I took my sister to the symphony last night as an early birthday present. We feasted our ears to the musical genius that is Beethoven. Michael Tilson Thomas conducted Beethoven's Symphony 9 and it was amazing to say the least! The symphony hall was full for a Wednesday night.
I've been going to the Symphony for a little over 3 years now and every single time I go, I fall in love even more. Just when I think that there's no way that I can love the symphony more than I already do, I find new ways to renew my appreciation for it. Last night was not an exception. They had a full on orchestra and a choir. There were soloists as well. Last night's concert easily fell into the number one spot of my favorites.
The concert hall was packed yet when the music started playing, I am quickly transported to a place where there is only me. Last night I was imagining what Beethoven was thinking when he composed this symphony which happened to be the last one he wrote. What was his thought process? What was he feeling? I've heard that the best composers are the ones that can truly capture their audience by taking them through the journey of their music; to feel the emotions through the notes. Having said that, then I will have to say that I was on a very emotional journey last night. It started off very light and cheery almost giddy to an extent and then it goes into a somewhat somber harmony (Adagio). This is always the part when I sit back and reflect on my life. My own personal journey; the paths I have taken that lead me to this very moment.
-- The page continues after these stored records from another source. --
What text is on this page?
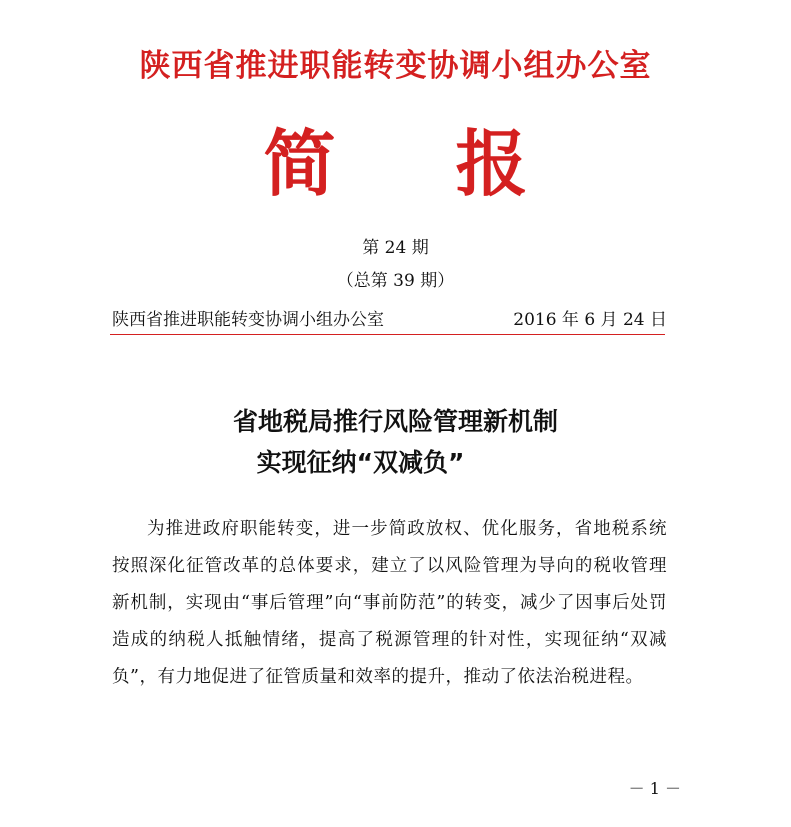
陕西省推进职能转变协调小组办公室
简 报
第 24 期
（总第 39 期）
陕西省推进职能转变协调小组办公室	2016 年 6 月 24 日
省地税局推行风险管理新机制
实现征纳“双减负”
为推进政府职能转变，进一步简政放权、优化服务，省地税系统按照深化征管改革的总体要求，建立了以风险管理为导向的税收管理新机制，实现由“事后管理”向“事前防范”的转变，减少了因事后处罚造成的纳税人抵触情绪，提高了税源管理的针对性，实现征纳“双减负”，有力地促进了征管质量和效率的提升，推动了依法治税进程。
－ 1 －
My eyes started tearing thinking about the last two years. So much has happened, failed relationships, new friendships, humbling experiences and deeper connections. I thought about the times when I should have hugged a little tighter, kissed a little longer, talked sweeter not knowing that it was going to be the last time I would have had the opportunity.
Taking it all in, I am now consumed with gratefulness. I am thankful for the character building that my experiences have given me. Although they are not all peaches and cream, I still appreciate the lessons learned and will continue to learn.
The music continues and I am back in the present. Taking in the surrounding, looking at the awestruck faces of the crowd, I am one of them. I look over to my sister and she has a perma-grin which elated me because, just like me, she is also touched by the beauty and grandness of The Ode to Joy.